More than 30 single-stream dumpsters have been placed around Boulder Beach, Callville Bay and Katherine Landing, allowing visitors to throw all of their recyclables into single bins.

David Hughey, the park’s field operations supervisor, said this program will help the park meet the Department of Interior’s goal to divert at least 50 percent of nonhazardous solid waste by fiscal year 2015.

“Every place there has been a dumpster, we will add a single-stream dumpster,” Hughey said. “They’ll be at every trailhead, all campgrounds and picnic areas.”

The program is run by BC Waste Free, the same company that runs Boulder City’s residential and commercial recycling program.

The 1.5 million-acre park welcomes more than 6 million visitors each year, and with that visitation comes more than 300 tons of municipal waste. In 2012, the park recycled 95 tons, a diversion rate of 30.58 percent.

All nonhazardous waste can go into the dumpster except for clothes, food, wax-coated cups, Styrofoam and yard waste. Everything else from plastic to metal to glass is recyclable.

“It’s been pretty amazing,” said Hughey. “In some places, we’re doubling up on the dumpsters because of the success.”

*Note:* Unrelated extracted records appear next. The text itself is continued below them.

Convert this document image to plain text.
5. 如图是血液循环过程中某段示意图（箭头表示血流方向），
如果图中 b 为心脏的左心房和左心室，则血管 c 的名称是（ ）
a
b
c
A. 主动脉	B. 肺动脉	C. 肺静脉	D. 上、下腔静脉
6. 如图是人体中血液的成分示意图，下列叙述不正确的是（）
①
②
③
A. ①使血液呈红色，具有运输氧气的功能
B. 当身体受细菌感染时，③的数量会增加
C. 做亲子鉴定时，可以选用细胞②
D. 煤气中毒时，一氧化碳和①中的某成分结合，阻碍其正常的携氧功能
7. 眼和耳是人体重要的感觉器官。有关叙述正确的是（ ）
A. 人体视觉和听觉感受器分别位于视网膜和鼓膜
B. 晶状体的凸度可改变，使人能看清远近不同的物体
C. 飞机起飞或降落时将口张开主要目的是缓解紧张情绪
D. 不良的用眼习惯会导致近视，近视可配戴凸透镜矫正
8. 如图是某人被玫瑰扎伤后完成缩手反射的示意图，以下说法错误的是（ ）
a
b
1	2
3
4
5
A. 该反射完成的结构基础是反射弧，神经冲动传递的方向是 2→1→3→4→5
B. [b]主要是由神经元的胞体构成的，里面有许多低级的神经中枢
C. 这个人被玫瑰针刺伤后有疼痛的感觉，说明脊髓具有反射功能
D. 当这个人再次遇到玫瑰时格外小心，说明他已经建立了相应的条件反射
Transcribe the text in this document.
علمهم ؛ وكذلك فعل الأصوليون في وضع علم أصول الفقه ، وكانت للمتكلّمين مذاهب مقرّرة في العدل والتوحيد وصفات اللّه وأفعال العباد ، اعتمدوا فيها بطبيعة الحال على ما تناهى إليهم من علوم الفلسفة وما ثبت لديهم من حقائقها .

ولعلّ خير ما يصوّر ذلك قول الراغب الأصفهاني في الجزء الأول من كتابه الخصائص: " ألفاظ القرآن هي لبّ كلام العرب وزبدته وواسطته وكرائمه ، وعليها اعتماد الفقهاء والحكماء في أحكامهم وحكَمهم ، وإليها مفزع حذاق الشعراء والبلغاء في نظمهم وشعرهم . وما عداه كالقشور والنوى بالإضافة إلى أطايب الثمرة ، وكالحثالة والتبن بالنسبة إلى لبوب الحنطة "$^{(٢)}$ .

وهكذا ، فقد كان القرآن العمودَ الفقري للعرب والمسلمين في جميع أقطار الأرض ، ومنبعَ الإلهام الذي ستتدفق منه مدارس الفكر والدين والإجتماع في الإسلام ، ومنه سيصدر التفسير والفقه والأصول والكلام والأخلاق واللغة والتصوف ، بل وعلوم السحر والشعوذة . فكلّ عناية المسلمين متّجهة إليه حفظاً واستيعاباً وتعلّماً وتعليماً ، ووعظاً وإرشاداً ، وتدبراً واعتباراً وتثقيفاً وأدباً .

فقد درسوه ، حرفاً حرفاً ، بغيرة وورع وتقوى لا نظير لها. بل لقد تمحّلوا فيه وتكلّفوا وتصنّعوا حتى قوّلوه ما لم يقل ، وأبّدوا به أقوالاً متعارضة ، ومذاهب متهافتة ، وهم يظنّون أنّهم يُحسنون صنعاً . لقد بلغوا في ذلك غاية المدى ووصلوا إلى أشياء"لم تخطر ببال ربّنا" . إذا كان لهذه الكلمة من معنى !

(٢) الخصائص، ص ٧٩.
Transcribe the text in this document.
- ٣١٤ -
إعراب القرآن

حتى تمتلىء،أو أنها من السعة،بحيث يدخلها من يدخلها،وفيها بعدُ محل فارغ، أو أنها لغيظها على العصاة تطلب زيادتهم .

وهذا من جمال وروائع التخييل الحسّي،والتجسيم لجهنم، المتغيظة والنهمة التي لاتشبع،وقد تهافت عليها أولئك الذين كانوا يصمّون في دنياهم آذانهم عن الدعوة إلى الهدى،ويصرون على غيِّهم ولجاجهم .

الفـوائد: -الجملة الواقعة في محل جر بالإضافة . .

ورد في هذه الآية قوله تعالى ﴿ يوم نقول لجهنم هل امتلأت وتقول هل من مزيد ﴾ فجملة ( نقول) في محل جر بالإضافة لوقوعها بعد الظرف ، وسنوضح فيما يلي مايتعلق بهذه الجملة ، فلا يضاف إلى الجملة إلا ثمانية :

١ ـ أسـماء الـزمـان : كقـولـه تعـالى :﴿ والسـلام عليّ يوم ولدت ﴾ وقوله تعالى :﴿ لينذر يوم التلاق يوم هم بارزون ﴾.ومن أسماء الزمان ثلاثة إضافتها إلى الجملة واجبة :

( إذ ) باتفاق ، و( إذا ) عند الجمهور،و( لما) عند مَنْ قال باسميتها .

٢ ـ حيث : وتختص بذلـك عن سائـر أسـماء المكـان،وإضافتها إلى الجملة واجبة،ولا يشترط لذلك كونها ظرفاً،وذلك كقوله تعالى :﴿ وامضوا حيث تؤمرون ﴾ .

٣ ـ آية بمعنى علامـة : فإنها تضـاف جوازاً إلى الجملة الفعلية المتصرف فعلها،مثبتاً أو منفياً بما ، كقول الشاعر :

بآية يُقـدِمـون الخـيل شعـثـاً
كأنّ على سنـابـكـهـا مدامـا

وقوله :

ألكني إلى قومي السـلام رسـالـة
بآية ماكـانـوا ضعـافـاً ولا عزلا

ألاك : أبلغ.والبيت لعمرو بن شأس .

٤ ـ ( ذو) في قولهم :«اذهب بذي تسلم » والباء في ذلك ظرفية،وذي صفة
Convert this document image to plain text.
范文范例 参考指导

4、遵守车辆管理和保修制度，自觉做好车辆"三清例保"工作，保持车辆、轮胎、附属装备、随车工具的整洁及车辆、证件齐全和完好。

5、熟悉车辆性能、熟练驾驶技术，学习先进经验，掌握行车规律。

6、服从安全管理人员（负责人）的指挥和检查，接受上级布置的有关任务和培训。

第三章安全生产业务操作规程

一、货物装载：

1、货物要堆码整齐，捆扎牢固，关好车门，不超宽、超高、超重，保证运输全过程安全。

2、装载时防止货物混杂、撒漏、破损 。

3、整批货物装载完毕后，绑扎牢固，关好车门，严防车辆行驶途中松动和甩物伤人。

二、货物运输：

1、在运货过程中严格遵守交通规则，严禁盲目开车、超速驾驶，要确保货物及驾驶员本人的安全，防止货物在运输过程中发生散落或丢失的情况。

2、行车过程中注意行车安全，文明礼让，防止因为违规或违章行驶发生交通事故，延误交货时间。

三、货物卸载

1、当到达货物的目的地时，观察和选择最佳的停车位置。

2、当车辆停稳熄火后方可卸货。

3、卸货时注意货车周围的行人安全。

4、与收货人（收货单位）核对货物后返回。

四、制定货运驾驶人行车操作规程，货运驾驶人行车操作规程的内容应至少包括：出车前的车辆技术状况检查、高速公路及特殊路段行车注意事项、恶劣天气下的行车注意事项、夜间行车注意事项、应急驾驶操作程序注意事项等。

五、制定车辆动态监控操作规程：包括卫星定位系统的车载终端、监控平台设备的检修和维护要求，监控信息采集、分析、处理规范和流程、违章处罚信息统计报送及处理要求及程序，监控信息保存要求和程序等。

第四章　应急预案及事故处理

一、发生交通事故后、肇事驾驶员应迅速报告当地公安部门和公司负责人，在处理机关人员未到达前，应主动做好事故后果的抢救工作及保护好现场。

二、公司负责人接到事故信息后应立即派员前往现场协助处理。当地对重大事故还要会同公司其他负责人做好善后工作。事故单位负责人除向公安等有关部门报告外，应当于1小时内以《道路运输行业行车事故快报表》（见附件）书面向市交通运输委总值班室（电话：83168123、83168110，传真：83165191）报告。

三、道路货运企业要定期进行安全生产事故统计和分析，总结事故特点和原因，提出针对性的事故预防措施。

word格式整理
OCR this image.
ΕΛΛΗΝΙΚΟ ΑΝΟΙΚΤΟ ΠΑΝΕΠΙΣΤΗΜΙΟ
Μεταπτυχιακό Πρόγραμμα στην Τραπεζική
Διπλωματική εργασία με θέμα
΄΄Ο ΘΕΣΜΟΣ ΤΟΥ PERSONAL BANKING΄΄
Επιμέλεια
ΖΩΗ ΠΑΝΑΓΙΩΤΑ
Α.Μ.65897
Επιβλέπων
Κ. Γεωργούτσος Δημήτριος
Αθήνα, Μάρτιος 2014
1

The bright green dumpsters are easy to spot, and they’re clearly labeled with information about what to recycle. Traditional trash dumpsters are located beside the single-stream dumpsters to collect any remaining garbage.

Shannon Swann, the park health officer, said new recycling programs have been added for park employees, as well. In addition to placing single-stream dumpsters near office buildings, employees can now recycle batteries, fluorescent light bulbs and toner cartridges in the warehouse bay.

“Overall, we’re reducing what goes into the landfill,” she said.

Park employees have encouraged recycling for years. Wooden bins made by Eagle Scouts are still scattered throughout the park in areas where the new dumpsters haven’t been placed yet. Hughey said they were installed as a trial program to see if the public would recycle.

“It worked. The public is willing to do this,” he said. “It’s easy now, so people are doing the right thing. We’re doing the right thing. Continue doing what you’re doing.”

Single-stream dumpsters will continue to be added throughout the park. The plan is to have 100 in place by next summer.

While recycling has increased, another new program has prevented more waste from entering the park.

In six months, recreation area visitors have kept more than 13,600 water bottles out of landfills by using a new hydration station at the Alan Bible Visitor Center.

The hydration station provides visitors with cold, filtered water and functions as a standard drinking fountain. It also has a shelf with a sensor that initiates every time a bottle is filled, it is automatically counted and displayed on the station.

“Word is getting around that this is the place to stop and refill your water bottle, which with the heat and everything else, that’s a really good message to have,” said Michelle Riter, a Lake Mead National Recreation Area district interpreter.

The visitors’ center stopped selling bottled water at its store once the refilling station was installed. Instead, the park began selling more varieties of refillable water bottles. She said the least expensive water bottle is only $2.99 and has the park’s logo on it along with facts about the park.